Today’s post is the ninth in a series that I call “The 10 Most Useful Facts about Emotions.” I wrote this for a forthcoming book about parenting. I was trying to find a way to help parents appreciate what I call the emotional hazards of parenting. So, the 10 most useful emotion facts are applied to parenting but they can be used to better understand the emotional hazards of any relationship.
Fear, sadness, and shame are “withdraw” emotions: They encourage us to pull back or shut down. Fear is a signal that all is not safe and we might need to avoid some potential danger. Sadness is our reaction to losing someone or something of value and thus a signal that we should pull back from our current plans because things have shifted significantly. Shame is a complex emotion, blending several bad feelings with thoughts of self-loathing and pain from the past. It’s what we feel when we’re told (by ourselves and others) that we’ve screwed up and don’t belong; it’s a strong prompt to stay down, stay quiet, and stay away.
It’s not easy to speak about or give voice to withdraw emotions. It’s uncomfortable and tiring to revisit the details of what scares us or makes us feel sad. And shame nudges us to do the opposite of facing what we’re feeling; it pushes us to hide the blight on our souls, to cover the bad spot we assume all can see.
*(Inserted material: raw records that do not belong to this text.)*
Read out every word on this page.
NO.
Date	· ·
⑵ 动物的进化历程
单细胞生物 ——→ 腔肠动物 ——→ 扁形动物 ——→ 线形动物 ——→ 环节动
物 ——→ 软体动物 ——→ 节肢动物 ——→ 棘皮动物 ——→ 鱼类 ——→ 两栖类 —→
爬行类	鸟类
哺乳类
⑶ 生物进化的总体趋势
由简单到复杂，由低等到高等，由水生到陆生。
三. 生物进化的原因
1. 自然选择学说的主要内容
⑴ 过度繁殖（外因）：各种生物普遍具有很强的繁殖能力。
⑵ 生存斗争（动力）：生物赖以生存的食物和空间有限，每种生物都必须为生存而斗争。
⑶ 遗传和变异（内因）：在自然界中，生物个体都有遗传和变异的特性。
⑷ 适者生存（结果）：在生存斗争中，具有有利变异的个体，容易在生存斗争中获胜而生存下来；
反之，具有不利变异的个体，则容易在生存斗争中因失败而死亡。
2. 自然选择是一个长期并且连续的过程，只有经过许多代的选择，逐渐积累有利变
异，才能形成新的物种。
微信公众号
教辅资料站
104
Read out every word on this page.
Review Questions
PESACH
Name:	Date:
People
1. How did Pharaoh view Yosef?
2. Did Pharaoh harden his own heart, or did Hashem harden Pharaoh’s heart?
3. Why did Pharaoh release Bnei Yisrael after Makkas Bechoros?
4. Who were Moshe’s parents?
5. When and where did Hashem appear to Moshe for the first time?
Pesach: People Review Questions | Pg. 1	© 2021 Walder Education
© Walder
Experiencing and openly admitting withdraw emotions to someone we trust means leaning into what we fear, letting go of what we lost, and conceding the facts of the past. When we can do that, we are made healthier by it. We are no longer hiding from these experiences and feel less pressure to hide them from others. Instead of trying to feel good, we move closer to the goal of feeling well. A life filled with emotional experiences—good or bad—is far healthier than a life ruled by emotional experiences.
Anger is an “approach” emotion, in some ways similar to joy and affection. Approach emotions nudge us forward. Anger is a signal that something or someone is in our way, blocking our goals. When angry, we feel an urge to move toward the obstacle so we can remove it. Sometimes anger is mixed with underlying hurt, which can make for a tough emotional mix. We want to attack the obstacle, but we’re likely to feel badly afterwards and not really gratified.
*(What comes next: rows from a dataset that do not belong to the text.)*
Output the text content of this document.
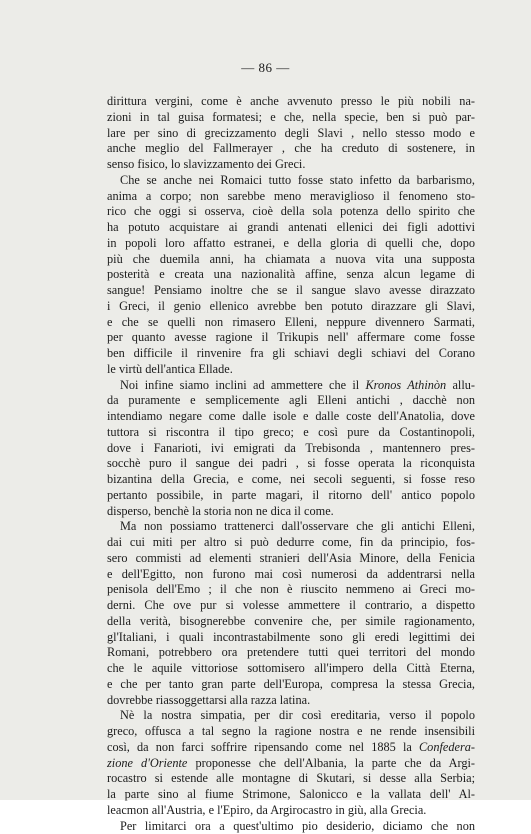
— 86 —
dirittura vergini, come è anche avvenuto presso le più nobili na-
zioni in tal guisa formatesi; e che, nella specie, ben si può par-
lare per sino di grecizzamento degli Slavi , nello stesso modo e
anche meglio del Fallmerayer , che ha creduto di sostenere, in
senso fisico, lo slavizzamento dei Greci.
Che se anche nei Romaici tutto fosse stato infetto da barbarismo,
anima a corpo; non sarebbe meno meraviglioso il fenomeno sto-
rico che oggi si osserva, cioè della sola potenza dello spirito che
ha potuto acquistare ai grandi antenati ellenici dei figli adottivi
in popoli loro affatto estranei, e della gloria di quelli che, dopo
più che duemila anni, ha chiamata a nuova vita una supposta
posterità e creata una nazionalità affine, senza alcun legame di
sangue! Pensiamo inoltre che se il sangue slavo avesse dirazzato
i Greci, il genio ellenico avrebbe ben potuto dirazzare gli Slavi,
e che se quelli non rimasero Elleni, neppure divennero Sarmati,
per quanto avesse ragione il Trikupis nell' affermare come fosse
ben difficile il rinvenire fra gli schiavi degli schiavi del Corano
le virtù dell'antica Ellade.
Noi infine siamo inclini ad ammettere che il Kronos Athinòn allu-
da puramente e semplicemente agli Elleni antichi , dacchè non
intendiamo negare come dalle isole e dalle coste dell'Anatolia, dove
tuttora si riscontra il tipo greco; e così pure da Costantinopoli,
dove i Fanarioti, ivi emigrati da Trebisonda , mantennero pres-
socchè puro il sangue dei padri , si fosse operata la riconquista
bizantina della Grecia, e come, nei secoli seguenti, si fosse reso
pertanto possibile, in parte magari, il ritorno dell' antico popolo
disperso, benchè la storia non ne dica il come.
Ma non possiamo trattenerci dall'osservare che gli antichi Elleni,
dai cui miti per altro si può dedurre come, fin da principio, fos-
sero commisti ad elementi stranieri dell'Asia Minore, della Fenicia
e dell'Egitto, non furono mai così numerosi da addentrarsi nella
penisola dell'Emo ; il che non è riuscito nemmeno ai Greci mo-
derni. Che ove pur si volesse ammettere il contrario, a dispetto
della verità, bisognerebbe convenire che, per simile ragionamento,
gl'Italiani, i quali incontrastabilmente sono gli eredi legittimi dei
Romani, potrebbero ora pretendere tutti quei territori del mondo
che le aquile vittoriose sottomisero all'impero della Città Eterna,
e che per tanto gran parte dell'Europa, compresa la stessa Grecia,
dovrebbe riassoggettarsi alla razza latina.
Nè la nostra simpatia, per dir così ereditaria, verso il popolo
greco, offusca a tal segno la ragione nostra e ne rende insensibili
così, da non farci soffrire ripensando come nel 1885 la Confedera-
zione d'Oriente proponesse che dell'Albania, la parte che da Argi-
rocastro si estende alle montagne di Skutari, si desse alla Serbia;
la parte sino al fiume Strimone, Salonicco e la vallata dell' Al-
leacmon all'Austria, e l'Epiro, da Argirocastro in giù, alla Grecia.
Per limitarci ora a quest'ultimo pio desiderio, diciamo che non
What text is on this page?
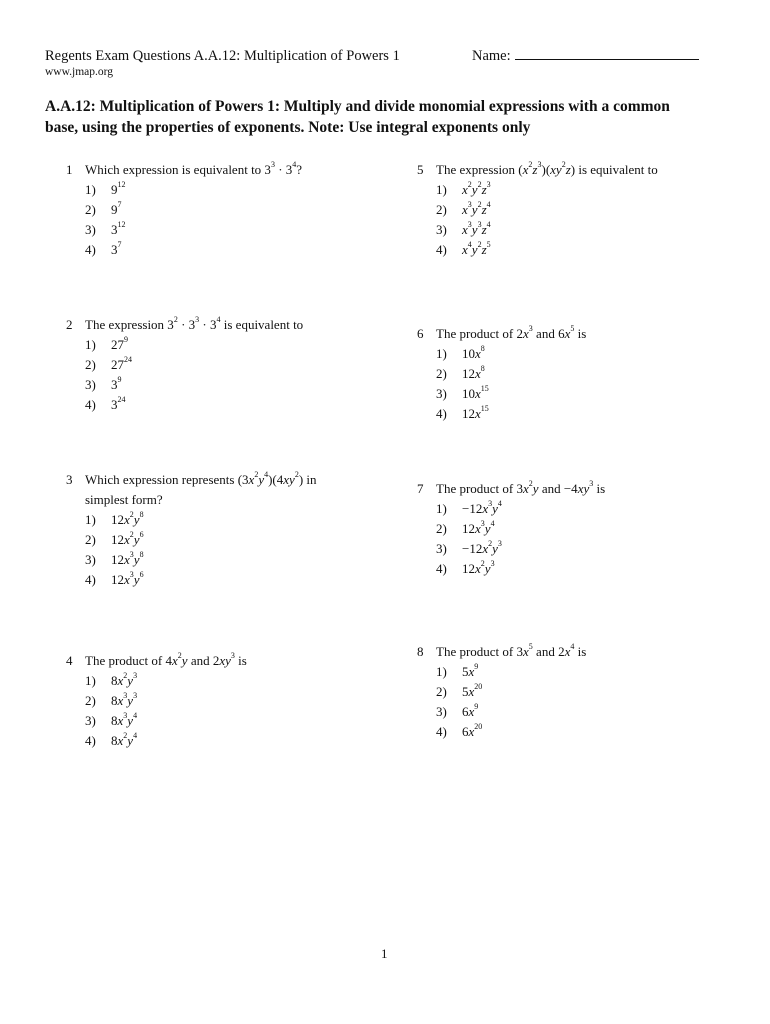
Regents Exam Questions A.A.12: Multiplication of Powers 1	Name:
www.jmap.org
A.A.12: Multiplication of Powers 1: Multiply and divide monomial expressions with a common
base, using the properties of exponents. Note: Use integral exponents only
1 Which expression is equivalent to $3^3 \cdot 3^4$?
1)	$9^{12}$
2)	$9^7$
3)	$3^{12}$
4)	$3^7$
2 The expression $3^2 \cdot 3^3 \cdot 3^4$ is equivalent to
1)	$27^9$
2)	$27^{24}$
3)	$3^9$
4)	$3^{24}$
3 Which expression represents $(3x^2y^4)(4xy^2)$ in
simplest form?
1)	$12x^2y^8$
2)	$12x^2y^6$
3)	$12x^3y^8$
4)	$12x^3y^6$
4 The product of $4x^2y$ and $2xy^3$ is
1)	$8x^2y^3$
2)	$8x^3y^3$
3)	$8x^3y^4$
4)	$8x^2y^4$
5 The expression $(x^2z^3)(xy^2z)$ is equivalent to
1)	$x^2y^2z^3$
2)	$x^3y^2z^4$
3)	$x^3y^3z^4$
4)	$x^4y^2z^5$
6 The product of $2x^3$ and $6x^5$ is
1)	$10x^8$
2)	$12x^8$
3)	$10x^{15}$
4)	$12x^{15}$
7 The product of $3x^2y$ and $-4xy^3$ is
1)	$-12x^3y^4$
2)	$12x^3y^4$
3)	$-12x^2y^3$
4)	$12x^2y^3$
8 The product of $3x^5$ and $2x^4$ is
1)	$5x^9$
2)	$5x^{20}$
3)	$6x^9$
4)	$6x^{20}$
1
Sigmund Freud believed that a cathartic release of strong emotions—letting off steam, so to speak—is a useful way to deal with anger. This idea still has popular appeal. Long after Freud, many believe that “venting” anger is a healthy way to cope. But does yelling loudly or hitting a pillow actually really work?
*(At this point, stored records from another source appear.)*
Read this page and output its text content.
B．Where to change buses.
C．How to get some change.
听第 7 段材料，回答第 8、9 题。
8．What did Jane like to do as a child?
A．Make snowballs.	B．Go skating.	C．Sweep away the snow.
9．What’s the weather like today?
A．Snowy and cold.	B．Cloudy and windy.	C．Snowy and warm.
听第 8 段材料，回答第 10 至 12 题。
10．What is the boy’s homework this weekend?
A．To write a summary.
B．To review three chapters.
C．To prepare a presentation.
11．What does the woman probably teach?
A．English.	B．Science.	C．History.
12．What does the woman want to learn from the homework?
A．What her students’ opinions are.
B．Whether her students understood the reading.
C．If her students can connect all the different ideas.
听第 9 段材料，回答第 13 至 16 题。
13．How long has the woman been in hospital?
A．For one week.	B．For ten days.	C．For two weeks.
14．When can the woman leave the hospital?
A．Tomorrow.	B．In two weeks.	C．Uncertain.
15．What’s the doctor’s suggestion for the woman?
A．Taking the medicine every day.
Science has shown rather convincingly that venting is not helpful. In fact, it can be counter-productive. Venting can increase feelings of anger and make it more likely that we’ll act aggressively. Venting is really a way to practice showing anger and preparing mentally for being aggressive.
I once worked with a boy who was highly aggressive at home and at school. One day he got mad and threatened other students and hit his teacher. The school counselor tried to help by having him tear apart a phone book. Consider the lessons he learned that day: “If I’m really angry, I don’t have to manage it; I can release my anger by destroying something.” Scientists are still searching for ways to help individuals who struggle with anger, but there’s little doubt that venting anger is not one of those ways.
A useful alternative is to lean into the experience of anger and linger long enough to discover the other feelings that are often hidden beneath the anger. Hurt? Sadness? Shame? Fear? These feelings often tag along with anger but we won’t see them if we act quickly on anger alone. With practice, we can learn that anger is just one part of our emotional story. With practice, we can learn to experience the underlying emotions and get a whole different set of nudges. And when we are open to feeling hurt or sad or scared (versus rage or anger), we’re less inclined to act hurt those we love.
Another potentially useful strategy for managing anger is to fix our face into a smile and laugh. Physiologically, it’s harder to feel anger when our body is doing these things. This isn’t simply a mental trick: Muscles in the face send feedback to our brain to produce various emotional states. A useful twist is to practice a kind smile directed at the self. There’s wisdom in that smile and it’s a nice antidote to acting regrettably out of anger.
One last option worth mentioning is about “anger management”. This term has been badly misconstrued. It is commonly thought to be the ability to calm down in the heat of the moment. But anger management is not so much a strategy about stopping anger as it is about preventing badly managed anger-driven episodes.
Managing anger means managing well the many stressors in our life. The less effectively we do that, the greater our risk for anger-driven aggressive episodes. When we’re struggling and feeling overwhelmed, we’re like dry kindling in a forest; it takes only a small spark to set off an angry rant or personal attack. But if we practice healthy coping—anticipating and attending to our emotional, relational, and biological (e.g., food, rest) needs—then we’re less likely to ignite into uncontrolled anger.
None of these strategies for coping with anger is a guarantee that we won’t have an embarrassing, angry moment. But over time, with practice, we can learn to be kinder to ourselves and less hurtful toward others.